2. Perumusan Masalah
Rumusan masalah adalah penjelasan mengenai alasan mengapa masalah yang dikemukakan dalam penelitian itu menarik, penting, dan perlu untuk diteliti. Rumusan masalah biasanya berisi pertanyaan-pertanyaan yang perlu dijawab dan untuk mencari jalan pemecahannya. Berdasarkan latar belakang yang dipaparkan, maka peneliti mencoba menarik suatu permasalahan yang lebih mengarah pada fokus penelitian ini adalah:
1. Apakah faktor-faktor yang menyebabkan masyarakat Perkebunan Pulobauk, Pijorkoling lebih cenderung memilih untuk kawin muda?
2. Bagaimana kondisi sosial ekonomi pasangan suami istri yang menikah pada usia muda?
3. Tujuan Penelitian
Adapun tujuan penelitian ini adalah ;
1. Untuk mengetahui faktor-faktor yang menyebabkan masyarakat Perkebunan Pulobauk, Pijorkoling lebih cenderung memilih kawin muda. 2. Untuk mengetahui kondisi sosial ekonomi pasangan suami istri yang
menikah pada usia muda.
4. Manfaat penelitian
Adapun yang menjadi manfaat dari penelitian ini adalah : 1. Manfaat teoritis
meneliti masalah yang sesuai dengan penelitian ini dalam bidang sosiologi, khususnya pada sosiologi keluarga.
2. Manfaat praktis
Adapun yang menjadi manfaat praktis dari penelitian ini adalah hasil penelitian ini diharapkan dapat dijadikan sebagai bahan informasi bagi aparat desa dan masyarakat Perkebunan Pulobauk, Pijorkoling tentang apa dapat dilakukan masyarakat perkebunan dalam mengatasi persoalan perkawinan muda.
5. Defenisi konsep
Konsep adalah suatu hasil pemaknaan di dalam intelektual manusia yang merujuk pada kenyataan yang benar-benar nyata dari segi emipris dan bukan merupakan refleksi sempurna (Suyanto, 2005:49).

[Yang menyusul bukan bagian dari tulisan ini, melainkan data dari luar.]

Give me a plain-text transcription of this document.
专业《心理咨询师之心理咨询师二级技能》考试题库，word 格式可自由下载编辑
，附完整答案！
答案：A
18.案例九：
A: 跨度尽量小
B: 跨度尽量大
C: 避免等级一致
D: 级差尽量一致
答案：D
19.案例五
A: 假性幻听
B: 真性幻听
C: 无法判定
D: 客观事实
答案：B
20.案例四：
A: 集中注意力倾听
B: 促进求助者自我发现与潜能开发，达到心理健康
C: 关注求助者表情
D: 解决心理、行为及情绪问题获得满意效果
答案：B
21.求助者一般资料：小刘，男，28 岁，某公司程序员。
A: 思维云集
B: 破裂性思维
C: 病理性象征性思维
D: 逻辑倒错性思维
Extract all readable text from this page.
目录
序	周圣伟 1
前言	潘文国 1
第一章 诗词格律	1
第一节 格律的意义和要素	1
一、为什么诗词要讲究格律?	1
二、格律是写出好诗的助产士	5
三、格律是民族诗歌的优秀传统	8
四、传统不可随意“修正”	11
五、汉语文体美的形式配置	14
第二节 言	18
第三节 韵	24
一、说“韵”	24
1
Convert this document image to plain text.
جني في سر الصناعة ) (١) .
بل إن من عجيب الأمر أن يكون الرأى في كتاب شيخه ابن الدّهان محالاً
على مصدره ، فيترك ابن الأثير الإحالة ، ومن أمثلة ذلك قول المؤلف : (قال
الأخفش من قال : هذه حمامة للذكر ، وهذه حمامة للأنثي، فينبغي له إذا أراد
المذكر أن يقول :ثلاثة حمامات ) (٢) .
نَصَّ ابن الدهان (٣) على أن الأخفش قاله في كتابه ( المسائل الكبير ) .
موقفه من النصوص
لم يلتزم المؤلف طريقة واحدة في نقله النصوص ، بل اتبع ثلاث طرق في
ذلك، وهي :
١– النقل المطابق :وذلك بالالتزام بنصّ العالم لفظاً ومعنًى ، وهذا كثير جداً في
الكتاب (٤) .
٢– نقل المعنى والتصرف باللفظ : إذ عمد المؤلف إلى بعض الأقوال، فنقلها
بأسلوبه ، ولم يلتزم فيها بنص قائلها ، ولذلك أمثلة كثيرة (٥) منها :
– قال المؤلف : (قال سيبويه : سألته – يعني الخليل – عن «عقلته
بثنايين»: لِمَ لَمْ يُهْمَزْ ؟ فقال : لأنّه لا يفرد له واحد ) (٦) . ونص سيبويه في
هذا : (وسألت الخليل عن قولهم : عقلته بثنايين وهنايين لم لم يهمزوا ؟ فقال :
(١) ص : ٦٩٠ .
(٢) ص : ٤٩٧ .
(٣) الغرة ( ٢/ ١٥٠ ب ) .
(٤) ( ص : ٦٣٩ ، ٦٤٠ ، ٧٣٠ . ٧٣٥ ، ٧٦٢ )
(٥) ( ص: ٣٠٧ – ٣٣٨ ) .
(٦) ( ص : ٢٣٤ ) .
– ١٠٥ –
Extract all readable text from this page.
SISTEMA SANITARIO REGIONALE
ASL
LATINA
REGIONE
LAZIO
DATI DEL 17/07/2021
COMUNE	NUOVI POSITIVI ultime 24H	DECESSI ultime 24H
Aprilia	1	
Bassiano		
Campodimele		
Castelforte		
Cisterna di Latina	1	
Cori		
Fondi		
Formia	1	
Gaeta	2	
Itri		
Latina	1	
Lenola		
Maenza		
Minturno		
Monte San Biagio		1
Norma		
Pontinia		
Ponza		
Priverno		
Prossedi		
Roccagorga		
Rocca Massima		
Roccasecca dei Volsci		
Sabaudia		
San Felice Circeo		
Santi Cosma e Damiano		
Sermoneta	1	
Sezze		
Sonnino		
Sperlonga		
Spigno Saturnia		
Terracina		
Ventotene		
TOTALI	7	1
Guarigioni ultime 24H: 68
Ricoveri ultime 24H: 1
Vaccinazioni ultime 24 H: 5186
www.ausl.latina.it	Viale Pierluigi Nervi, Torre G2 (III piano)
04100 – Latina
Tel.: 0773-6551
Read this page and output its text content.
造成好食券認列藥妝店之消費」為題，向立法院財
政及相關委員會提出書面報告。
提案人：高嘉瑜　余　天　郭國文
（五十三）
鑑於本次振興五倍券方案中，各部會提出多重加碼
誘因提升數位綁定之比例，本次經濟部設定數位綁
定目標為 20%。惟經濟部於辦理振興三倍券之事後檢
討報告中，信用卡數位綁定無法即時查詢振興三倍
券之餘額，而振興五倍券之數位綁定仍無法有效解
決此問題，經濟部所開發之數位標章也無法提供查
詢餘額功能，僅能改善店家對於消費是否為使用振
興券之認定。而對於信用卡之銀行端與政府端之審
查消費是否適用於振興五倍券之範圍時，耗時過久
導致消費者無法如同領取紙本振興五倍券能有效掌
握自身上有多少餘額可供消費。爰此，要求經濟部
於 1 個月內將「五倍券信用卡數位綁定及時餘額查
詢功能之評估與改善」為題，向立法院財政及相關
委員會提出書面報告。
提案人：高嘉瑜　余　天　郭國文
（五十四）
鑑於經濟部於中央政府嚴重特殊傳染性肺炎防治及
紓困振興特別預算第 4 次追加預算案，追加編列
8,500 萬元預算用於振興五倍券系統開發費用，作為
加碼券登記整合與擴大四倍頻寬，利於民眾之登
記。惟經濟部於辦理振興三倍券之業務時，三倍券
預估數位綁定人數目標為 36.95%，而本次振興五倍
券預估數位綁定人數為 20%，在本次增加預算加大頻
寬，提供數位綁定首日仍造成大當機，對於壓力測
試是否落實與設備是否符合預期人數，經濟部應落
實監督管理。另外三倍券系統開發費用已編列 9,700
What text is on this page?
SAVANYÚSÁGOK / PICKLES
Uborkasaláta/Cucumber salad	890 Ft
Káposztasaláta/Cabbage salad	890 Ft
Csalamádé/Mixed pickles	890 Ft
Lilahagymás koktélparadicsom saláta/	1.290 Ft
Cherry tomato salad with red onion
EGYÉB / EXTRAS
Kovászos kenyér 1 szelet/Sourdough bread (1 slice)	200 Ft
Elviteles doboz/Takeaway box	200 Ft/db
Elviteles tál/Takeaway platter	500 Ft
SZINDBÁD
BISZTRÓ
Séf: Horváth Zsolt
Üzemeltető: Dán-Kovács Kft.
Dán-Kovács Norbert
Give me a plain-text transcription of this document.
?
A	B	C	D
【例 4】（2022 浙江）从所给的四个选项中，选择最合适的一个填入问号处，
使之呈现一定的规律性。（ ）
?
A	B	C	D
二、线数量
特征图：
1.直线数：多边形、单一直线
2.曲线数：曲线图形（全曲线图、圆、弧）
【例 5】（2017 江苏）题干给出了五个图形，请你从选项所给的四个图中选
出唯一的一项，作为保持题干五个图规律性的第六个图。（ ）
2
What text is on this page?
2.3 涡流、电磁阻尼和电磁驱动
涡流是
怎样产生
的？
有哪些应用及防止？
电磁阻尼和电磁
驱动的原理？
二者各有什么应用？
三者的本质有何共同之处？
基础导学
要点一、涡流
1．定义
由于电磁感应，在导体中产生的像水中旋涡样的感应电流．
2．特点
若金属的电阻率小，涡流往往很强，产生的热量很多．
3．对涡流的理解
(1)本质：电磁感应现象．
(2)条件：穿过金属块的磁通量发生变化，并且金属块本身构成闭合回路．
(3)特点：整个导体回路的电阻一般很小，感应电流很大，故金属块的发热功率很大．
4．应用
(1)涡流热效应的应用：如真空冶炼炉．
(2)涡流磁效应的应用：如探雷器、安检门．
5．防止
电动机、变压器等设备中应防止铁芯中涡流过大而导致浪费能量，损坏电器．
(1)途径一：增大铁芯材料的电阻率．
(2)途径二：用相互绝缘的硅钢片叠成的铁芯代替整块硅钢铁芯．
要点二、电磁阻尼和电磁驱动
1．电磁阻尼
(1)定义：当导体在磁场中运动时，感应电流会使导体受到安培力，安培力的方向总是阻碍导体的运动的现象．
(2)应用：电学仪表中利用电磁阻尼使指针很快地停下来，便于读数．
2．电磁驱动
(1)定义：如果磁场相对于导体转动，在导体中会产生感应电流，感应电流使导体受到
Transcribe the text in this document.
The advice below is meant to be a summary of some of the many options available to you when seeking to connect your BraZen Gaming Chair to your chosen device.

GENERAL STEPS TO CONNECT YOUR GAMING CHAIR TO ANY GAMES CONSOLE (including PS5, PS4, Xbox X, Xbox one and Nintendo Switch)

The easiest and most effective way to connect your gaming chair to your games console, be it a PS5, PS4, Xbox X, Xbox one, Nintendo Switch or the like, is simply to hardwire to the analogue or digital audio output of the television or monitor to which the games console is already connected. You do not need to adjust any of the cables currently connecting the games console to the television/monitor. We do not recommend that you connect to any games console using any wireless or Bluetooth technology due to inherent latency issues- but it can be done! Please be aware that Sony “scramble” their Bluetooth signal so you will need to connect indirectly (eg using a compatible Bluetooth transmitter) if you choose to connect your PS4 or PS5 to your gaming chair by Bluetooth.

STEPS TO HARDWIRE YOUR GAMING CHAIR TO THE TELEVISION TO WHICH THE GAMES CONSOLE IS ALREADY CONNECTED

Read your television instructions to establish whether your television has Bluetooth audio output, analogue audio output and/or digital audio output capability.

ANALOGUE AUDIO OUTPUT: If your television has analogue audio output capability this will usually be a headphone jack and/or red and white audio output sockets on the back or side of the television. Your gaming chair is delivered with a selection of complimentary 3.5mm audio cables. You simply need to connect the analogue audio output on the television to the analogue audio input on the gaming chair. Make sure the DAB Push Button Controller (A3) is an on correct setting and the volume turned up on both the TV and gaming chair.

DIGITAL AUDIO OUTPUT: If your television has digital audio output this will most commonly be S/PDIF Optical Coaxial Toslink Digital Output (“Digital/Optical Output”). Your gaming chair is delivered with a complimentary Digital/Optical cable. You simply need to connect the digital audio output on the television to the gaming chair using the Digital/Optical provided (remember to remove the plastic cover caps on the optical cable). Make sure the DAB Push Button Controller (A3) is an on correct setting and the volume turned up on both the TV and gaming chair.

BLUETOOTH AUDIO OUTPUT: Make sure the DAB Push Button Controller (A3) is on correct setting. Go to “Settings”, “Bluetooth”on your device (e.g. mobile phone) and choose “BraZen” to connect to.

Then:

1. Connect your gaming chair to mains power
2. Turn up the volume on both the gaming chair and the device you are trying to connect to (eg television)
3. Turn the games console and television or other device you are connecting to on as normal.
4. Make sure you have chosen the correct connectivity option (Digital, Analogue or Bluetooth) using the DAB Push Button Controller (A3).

1. Perkawinan adalah ikatan lahir batin antara seorang pria dan seorang wanita sebagai suami istri dengan tujuan membentuk keluarga atau rumah tangga yang bahagia dan kekal berdasarkan Ketuhanan Yang Maha Esa (UU NO.1 Tahun 1974 pasal 1)
3. Masyarakat perkebunan adalah masyarakat yang tinggal menetap di daerah perkebunan dan banyak yang bermata pencaharian utama di sektor perkebunan.
4. Sosial: merujuk pada hubungan-hubungan manusia dalam kemasyarakatan, hubungan antara manusia dengan kelompok, serta hubungan manusia dengan organisasi untuk mengembangkan dirinya. 5. Keluarga inti: merupakan unit terkecil dalam masyarakat yang terdiri dari
ayah, ibu dan anak.
6. Norma sosial: adalah kebiasaan umum yang menjadi patokan perilaku dalam suatu kelompok masyarakat dan batasan wilayah tertentu.
7. Adat istiadat: adalah tata kelakuan yang kekal dan turun-temurun dari generasi satu ke generasi lain sebagai warisan sehingga kuat integrasinya dengan pola perilaku masyarakat.